I am reminded of some lyrics from a Darrell Evans song: “I am pressed but not crushed… struck down but not destroyed“.
I am feeling pressed and struck down by traditional, possibly colonial approaches to education in Uganda. Five years ago I taught grammar and comprehension to primary-leaving pupils in a Ugandan government school. For pupils who struggled to read and write, I was following the curriculum and teaching them complex grammar structures and comprehension.

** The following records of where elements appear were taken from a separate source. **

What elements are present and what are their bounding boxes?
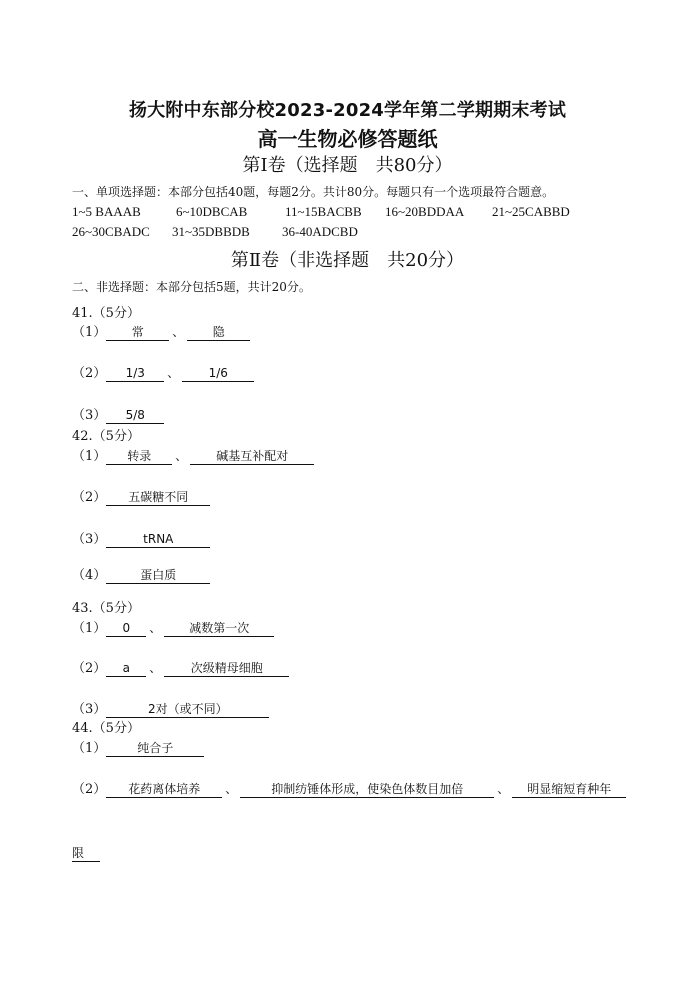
answer-blank: 蛋白质 <box>106 567 210 584</box>
answer-blank: 五碳糖不同 <box>106 489 210 506</box>
answer-line <box>72 528 210 548</box>
answer-blank: 5/8 <box>106 407 164 424</box>
part1-heading: 第Ⅰ卷（选择题 共80分） <box>242 155 453 176</box>
answer-blank: 常 <box>106 324 169 341</box>
exam-title: 扬大附中东部分校2023-2024学年第二学期期末考试 <box>128 100 567 121</box>
answer-line <box>72 404 164 424</box>
item-number: （2） <box>72 490 107 505</box>
part2-heading: 第Ⅱ卷（非选择题 共20分） <box>230 250 465 271</box>
separator: 、 <box>225 782 238 796</box>
item-number: （2） <box>72 661 107 676</box>
answer-blank: 抑制纺锤体形成，使染色体数目加倍 <box>240 781 494 798</box>
item-number: （2） <box>72 366 107 381</box>
answer-line <box>72 617 274 637</box>
answer-line <box>72 321 250 341</box>
part1-instruction: 一、单项选择题：本部分包括40题，每题2分。共计80分。每题只有一个选项最符合题意。 <box>72 185 555 199</box>
answer-blank: 纯合子 <box>106 740 204 757</box>
answer-line <box>72 778 626 798</box>
answer-blank: 转录 <box>106 448 172 465</box>
answer-blank: 次级精母细胞 <box>164 660 289 677</box>
separator: 、 <box>497 782 510 796</box>
answer-blank: a <box>106 660 146 677</box>
separator: 、 <box>172 325 185 339</box>
answer-line <box>72 486 210 506</box>
separator: 、 <box>149 621 162 635</box>
item-number: （3） <box>72 702 107 717</box>
question-label: 43.（5分） <box>72 601 140 616</box>
answer-line <box>72 362 254 382</box>
answer-blank: 0 <box>106 620 146 637</box>
item-number: （4） <box>72 568 107 583</box>
question-label: 44.（5分） <box>72 721 140 736</box>
answer-blank: 明显缩短育种年 <box>512 781 626 798</box>
item-number: （1） <box>72 741 107 756</box>
answer-blank: 花药离体培养 <box>106 781 222 798</box>
mcq-answer-group: 36-40ADCBD <box>282 224 358 239</box>
answer-line <box>72 445 314 465</box>
item-number: （2） <box>72 782 107 797</box>
answer-line <box>72 698 269 718</box>
answer-sheet-title: 高一生物必修答题纸 <box>257 127 438 151</box>
mcq-answer-group: 31~35DBBDB <box>172 224 250 239</box>
separator: 、 <box>175 449 188 463</box>
question-label: 41.（5分） <box>72 306 140 321</box>
answer-blank: 碱基互补配对 <box>190 448 314 465</box>
item-number: （1） <box>72 325 107 340</box>
answer-line <box>72 657 289 677</box>
answer-blank: tRNA <box>106 531 210 548</box>
mcq-answer-group: 21~25CABBD <box>492 204 570 219</box>
item-number: （3） <box>72 408 107 423</box>
separator: 、 <box>167 366 180 380</box>
mcq-answer-group: 11~15BACBB <box>285 204 362 219</box>
item-number: （1） <box>72 449 107 464</box>
answer-blank: 减数第一次 <box>164 620 274 637</box>
item-number: （3） <box>72 532 107 547</box>
mcq-answer-group: 16~20BDDAA <box>385 204 465 219</box>
mcq-answer-group: 6~10DBCAB <box>176 204 248 219</box>
item-number: （1） <box>72 621 107 636</box>
question-label: 42.（5分） <box>72 429 140 444</box>
mcq-answer-group: 26~30CBADC <box>72 224 150 239</box>
answer-blank: 1/3 <box>106 365 164 382</box>
answer-line <box>72 564 210 584</box>
separator: 、 <box>149 661 162 675</box>
answer-blank: 2对（或不同） <box>106 701 269 718</box>
answer-blank-continuation: 限 <box>72 845 100 862</box>
answer-blank: 1/6 <box>182 365 254 382</box>
mcq-answer-group: 1~5 BAAAB <box>72 204 141 219</box>
answer-line <box>72 737 204 757</box>
part2-instruction: 二、非选择题：本部分包括5题，共计20分。 <box>72 280 311 294</box>
answer-line <box>72 842 100 862</box>
answer-blank: 隐 <box>187 324 250 341</box>
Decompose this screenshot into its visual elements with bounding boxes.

This year I am excited, but a little daunted, that we are beginning a nursery teacher’s training college to help future teachers so our children will no longer have difficulties at the end of primary. I sat down this afternoon to take a look at curriculum planning and end of year exams (set by one of the national universities) and when I read two of the papers my heart just dropped (or actually sped up). The first half of the ‘Language Development and Teaching’ paper is just like an end of primary English paper, full of ‘fill in the blanks’ grammar questions, rewrite the sentence using a different sentence structure and reading comprehension. How, oh how is this preparing teachers to teach language development to 3-6 year olds? And if this is what the paper looks like, this is certainly what teaching content looks like. There is no wonder that early childhood teachers graduate college not knowing how to teach reading and writing well and how to develop children’s language.
I have also included for your enjoyment a snippet of the ‘Teaching Mathematics to Young Children’ paper, set by the national university. Same deep gut feeling. The rest of the exam is very theory heavy questions with an early childhood focus. Rote learning teaching methods would probably help them pass, but I refuse to go down that path!
Now: to attempt a timetable that will balance preparing future early childhood teachers to pass these tests, as well as to help them be creative, inspiring, critical-thinking, reflective practitioners.